Travailler 24 heures d’affilée, et jusqu’à 72 heures par semaine: tel est le quotidien des médecins urgentistes. Un rythme soutenu qu’ils maintiendraient grâce à des stratégies informelles de gestion du risque.
Ces stratégies viennent de faire l’objet d’une recherche menée par Pierre Bérastégui, doctorant au Laboratoire d’Ergonomie Cognitive et d’Intervention au Travail de l’Université de Liège (ULiège).
De la fatigue à l’erreur médicale
Commencée en 2014, l’étude vise à identifier ces fameuses stratégies de gestion, à déterminer quand elles doivent être mobilisées et à évaluer leur efficacité.
Pierre Bérastégui a ainsi suivi 25 médecins urgentistes travaillant au CHU de Liège. Dans un premier temps, il leur a demandé de noter les effets de la fatigue dans leur travail. Puis de décrire les stratégies qu’ils mobilisent personnellement pour faire face à ces effets.
« Les médecins ont rapporté 28 effets liés à la fatigue, 12 stratégies visant à réduire la sensation de fatigue et 21 stratégies visant à limiter les erreurs induites par la fatigue » indique le chercheur.
Concernant les signes de fatigue, les praticiens ont relevé des effets physiologiques, tels que des troubles de la vision, des tremblements, ou encore des maux de tête.
« Ces effets physiologiques entraînent à leur tour une détérioration de la performance au travail. Dans ses manifestations les plus aigües, leur fatigue est associée à des omissions ou autres erreurs d’inattention » expose-t-il.
Conséquence finale de cet épuisement ? Des erreurs médicales sont commises. Afin d’éviter d’en arriver là, les médecins travaillant aux urgences mobilisent deux types de stratégies.
Sieste, musique et méthode ABC
Les premières, les stratégies de « réduction », cherchent à réduire l’état de fatigue. « Les médecins ont notamment rapporté différentes stratégies de gestion du temps de repos, tels que l’anticipation et le regroupement stratégique de tâches durant les nuits de garde ».
Les médecins mettent également en place des «rafraîchissements physiologiques» (boissons énergétiques, le sport, les douches froides…). Mais aussi des «rafraichissements psychologiques» qui englobent les discussions entre collègues, écouter de la musique, ou encore méditer.
Le 2e type de stratégies, les « modératrices », ont pour but de limiter le risque d’erreurs malgré leur fatigue.
Ecoutez Pierre Bérastégui les exposer:
L’étude a ainsi permis de mettre en lumière plusieurs stratégies informelles, qui pourraient à terme devenir de réels protocoles officiels.
Des protocoles actuels insuffisants
Des données d’autant plus utiles quand on sait que l’unique protocole de gestion de la fatigue est de limiter le temps de travail. Ce qui n’est pas toujours efficace.

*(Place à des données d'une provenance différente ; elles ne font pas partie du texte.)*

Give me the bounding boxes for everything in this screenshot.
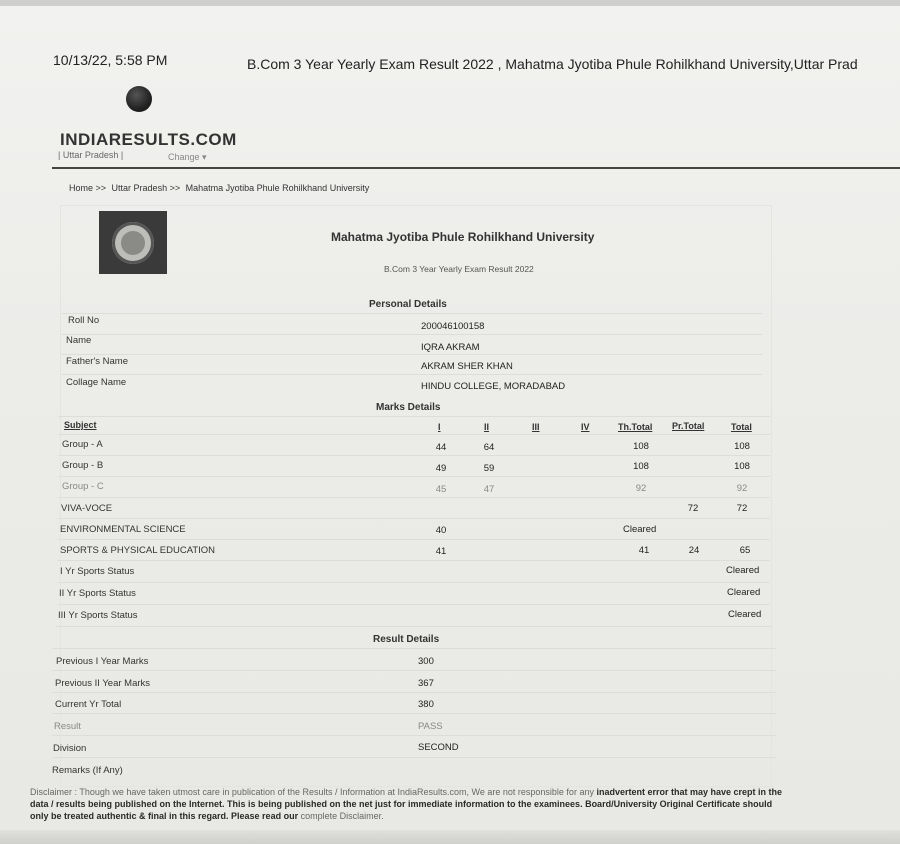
print-page-title: B.Com 3 Year Yearly Exam Result 2022 , Mahatma Jyotiba Phule Rohilkhand University,Uttar Prad xyxy=(247,56,858,72)
name-value: IQRA AKRAM xyxy=(421,342,480,353)
college-name-value: HINDU COLLEGE, MORADABAD xyxy=(421,381,566,392)
row-divider xyxy=(58,497,770,498)
disclaimer-body: inadvertent error that may have crept in the data / results being published on the Internet. This is being published on the net just for immediate information to the examinees. Board/University Original Certificate should only be treated authentic & final in this regard. Please read our xyxy=(30,787,783,821)
marks-details-heading: Marks Details xyxy=(376,402,441,413)
row-divider xyxy=(62,313,762,314)
remarks-label: Remarks (If Any) xyxy=(52,765,123,776)
roll-no-value: 200046100158 xyxy=(421,321,485,332)
university-emblem xyxy=(99,211,167,274)
mark-cell: 59 xyxy=(483,463,495,474)
division-value: SECOND xyxy=(418,742,459,753)
total-cell: 108 xyxy=(734,441,750,452)
row-divider xyxy=(52,670,776,671)
row-divider xyxy=(58,518,770,519)
col-iii: III xyxy=(532,422,540,432)
total-cell: Cleared xyxy=(728,609,762,620)
row-divider xyxy=(58,455,770,456)
row-divider xyxy=(58,604,770,605)
mark-cell: 41 xyxy=(435,546,447,557)
result-panel xyxy=(60,205,772,787)
row-divider xyxy=(58,539,770,540)
th-total-cell: 92 xyxy=(635,483,647,494)
row-divider xyxy=(58,416,770,417)
breadcrumb-state[interactable]: Uttar Pradesh >> xyxy=(111,183,181,193)
site-logo-text[interactable]: INDIARESULTS.COM xyxy=(60,130,237,149)
row-divider xyxy=(52,648,776,649)
row-divider xyxy=(58,476,770,477)
row-divider xyxy=(58,434,770,435)
breadcrumb-university[interactable]: Mahatma Jyotiba Phule Rohilkhand University xyxy=(185,183,370,193)
mark-cell: 64 xyxy=(483,442,495,453)
row-divider xyxy=(52,735,776,736)
row-divider xyxy=(52,692,776,693)
th-total-cell: 41 xyxy=(638,545,650,556)
state-selector: | Uttar Pradesh | xyxy=(58,150,124,160)
th-total-cell: 108 xyxy=(633,461,649,472)
site-logo-icon[interactable] xyxy=(126,86,152,112)
col-i: I xyxy=(438,422,441,432)
row-divider xyxy=(62,354,762,355)
result-value: PASS xyxy=(418,721,443,732)
row-divider xyxy=(58,560,770,561)
col-th-total: Th.Total xyxy=(618,422,653,432)
row-divider xyxy=(62,334,762,335)
subject-cell: Group - C xyxy=(62,481,104,492)
father-name-value: AKRAM SHER KHAN xyxy=(421,361,513,372)
print-datetime: 10/13/22, 5:58 PM xyxy=(53,52,168,68)
subject-cell: VIVA-VOCE xyxy=(61,503,113,514)
row-divider xyxy=(58,582,770,583)
prev-year2-label: Previous II Year Marks xyxy=(55,678,151,689)
subject-cell: Group - A xyxy=(62,439,103,450)
total-cell: 65 xyxy=(739,545,751,556)
emblem-seal-icon xyxy=(112,222,154,264)
college-name-label: Collage Name xyxy=(66,377,127,388)
page-edge xyxy=(0,0,900,6)
disclaimer xyxy=(30,786,790,822)
subject-cell: II Yr Sports Status xyxy=(59,588,136,599)
university-name: Mahatma Jyotiba Phule Rohilkhand University xyxy=(331,230,595,244)
col-ii: II xyxy=(484,422,490,432)
prev-year1-value: 300 xyxy=(418,656,434,667)
subject-cell: III Yr Sports Status xyxy=(58,610,138,621)
col-subject: Subject xyxy=(64,420,97,430)
prev-year2-value: 367 xyxy=(418,678,434,689)
father-name-label: Father's Name xyxy=(66,356,129,367)
breadcrumb-home[interactable]: Home >> xyxy=(69,183,107,193)
total-cell: Cleared xyxy=(726,565,760,576)
total-cell: Cleared xyxy=(727,587,761,598)
current-total-label: Current Yr Total xyxy=(55,699,122,710)
exam-name: B.Com 3 Year Yearly Exam Result 2022 xyxy=(384,264,534,274)
pr-total-cell: 72 xyxy=(687,503,699,514)
prev-year1-label: Previous I Year Marks xyxy=(56,656,149,667)
name-label: Name xyxy=(66,335,92,346)
col-total: Total xyxy=(731,422,752,432)
mark-cell: 47 xyxy=(483,484,495,495)
mark-cell: 49 xyxy=(435,463,447,474)
subject-cell: ENVIRONMENTAL SCIENCE xyxy=(60,524,186,535)
result-label: Result xyxy=(54,721,81,732)
total-cell: 72 xyxy=(736,503,748,514)
subject-cell: I Yr Sports Status xyxy=(60,566,135,577)
col-iv: IV xyxy=(581,422,590,432)
th-total-cell: Cleared xyxy=(623,524,657,535)
pr-total-cell: 24 xyxy=(688,545,700,556)
complete-disclaimer-link[interactable]: complete Disclaimer. xyxy=(300,811,384,821)
header-divider xyxy=(52,167,900,169)
total-cell: 108 xyxy=(734,461,750,472)
col-pr-total: Pr.Total xyxy=(672,421,705,431)
roll-no-label: Roll No xyxy=(68,315,100,326)
division-label: Division xyxy=(53,743,87,754)
subject-cell: Group - B xyxy=(62,460,104,471)
row-divider xyxy=(52,713,776,714)
row-divider xyxy=(62,374,762,375)
personal-details-heading: Personal Details xyxy=(369,299,447,310)
row-divider xyxy=(52,757,776,758)
current-total-value: 380 xyxy=(418,699,434,710)
subject-cell: SPORTS & PHYSICAL EDUCATION xyxy=(60,545,216,556)
disclaimer-lead: Disclaimer : Though we have taken utmost care in publication of the Results / Information at IndiaResults.com, We are not responsible for any xyxy=(30,787,594,797)
total-cell: 92 xyxy=(736,483,748,494)
row-divider xyxy=(56,626,772,627)
th-total-cell: 108 xyxy=(633,441,649,452)
result-details-heading: Result Details xyxy=(373,634,440,645)
breadcrumb xyxy=(69,183,372,193)
page-bottom-edge xyxy=(0,830,900,844)
mark-cell: 40 xyxy=(435,525,447,536)
mark-cell: 44 xyxy=(435,442,447,453)
change-state-link[interactable]: Change ▾ xyxy=(168,152,207,162)
mark-cell: 45 xyxy=(435,484,447,495)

« Le contrôle du temps de travail est réalisé par l’hôpital, qui ne peut pas vérifier les heures prestées par les médecins dans d’autres centres hospitaliers. Ainsi, il n’est pas impossible que certains médecins dépassent la limite légale en vigueur », fait savoir le scientifique.
Quant à la gestion des risques liés à la fatigue, rien n’existe…

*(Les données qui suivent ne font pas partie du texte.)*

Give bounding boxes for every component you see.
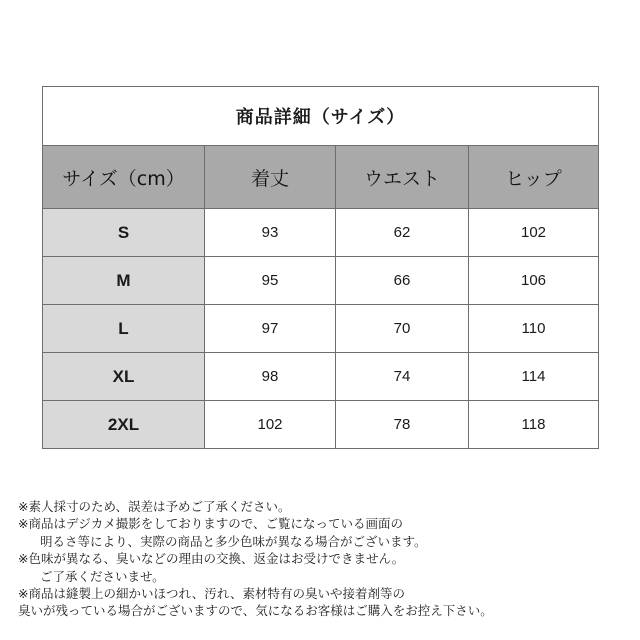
note-photo-cont: 明るさ等により、実際の商品と多少色味が異なる場合がございます。 [40,533,427,549]
length-value: 95 [205,257,336,305]
table-title-row [43,87,599,146]
waist-value: 74 [336,353,469,401]
note-sewing: ※商品は縫製上の細かいほつれ、汚れ、素材特有の臭いや接着剤等の [18,586,405,602]
note-no-exchange: ※色味が異なる、臭いなどの理由の交換、返金はお受けできません。 [18,551,405,567]
size-label: L [43,305,205,353]
disclaimer-notes [18,498,628,620]
hip-value: 106 [469,257,599,305]
header-hip: ヒップ [469,146,599,209]
header-waist: ウエスト [336,146,469,209]
waist-value: 70 [336,305,469,353]
size-label: XL [43,353,205,401]
note-measurement: ※素人採寸のため、誤差は予めご了承ください。 [18,499,291,514]
size-chart-table [42,86,599,449]
length-value: 98 [205,353,336,401]
hip-value: 110 [469,305,599,353]
note-sewing-cont: 臭いが残っている場合がございますので、気になるお客様はご購入をお控え下さい。 [18,603,493,619]
table-header-row [43,146,599,209]
hip-value: 102 [469,209,599,257]
hip-value: 118 [469,401,599,449]
note-no-exchange-cont: ご了承くださいませ。 [40,568,165,584]
header-length: 着丈 [205,146,336,209]
table-row [43,353,599,401]
header-size: サイズ（cm） [43,146,205,209]
size-label: 2XL [43,401,205,449]
hip-value: 114 [469,353,599,401]
length-value: 97 [205,305,336,353]
table-row [43,209,599,257]
waist-value: 66 [336,257,469,305]
length-value: 102 [205,401,336,449]
table-title: 商品詳細（サイズ） [43,87,599,146]
note-photo: ※商品はデジカメ撮影をしておりますので、ご覧になっている画面の [18,516,403,532]
table-row [43,401,599,449]
size-label: S [43,209,205,257]
length-value: 93 [205,209,336,257]
waist-value: 78 [336,401,469,449]
table-row [43,257,599,305]
waist-value: 62 [336,209,469,257]
size-label: M [43,257,205,305]
table-row [43,305,599,353]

Avant de construire des protocoles officiels, il est nécessaire, selon Pierre Bérastégui, de former les médecins à évaluer leur état de fatigue. L’étude a en effet montré que les praticiens sont plutôt mauvais à ce jeu-là.
« Gérer efficacement le risque associé à la fatigue repose sur les stratégies citées. Mais aussi sur une bonne auto-évaluation de son état de fatigue. Pourtant, nos résultats suggèrent qu’il existe un véritable manque à ce niveau dans le cursus des médecins urgentistes ».
« Un module de formation à l’hygiène du sommeil pourrait certainement améliorer leur qualité de vie au travail. Quand et comment faire une sieste ? De quelle durée ? etc. ».
Bien faire et bien-être
L’autre constat relevé par l’étude reste l’épuisement émotionnel des praticiens. Les stratégies modératrices permettent de maintenir en place le système. Mais au détriment du bien-être des praticiens. Qui ont des chances d’aboutir à un burn-out.
Pour pallier ces problèmes, cette étude propose des idées très concrètes. Dont la « gestion biomathématique » des horaires.
Un modèle informatique recueillerait des données individuelles pour chaque médecin (agenda de sommeil, horaires de travail, chronotype, etc.), afin de déterminer les jours et heures où il serait le plus efficace. Le but : prédire les besoins à échelle humaine et non plus à celle de l’hôpital.
« Une gestion biomathématique des horaires serait susceptible de conduire à une perte de rentabilité à court terme pour l’hôpital. En revanche, la diminution attendue des erreurs médicales et des pathologies liées au sommeil chez les médecins entraînera une baisse des coûts sur le long terme » conclut le chercheur.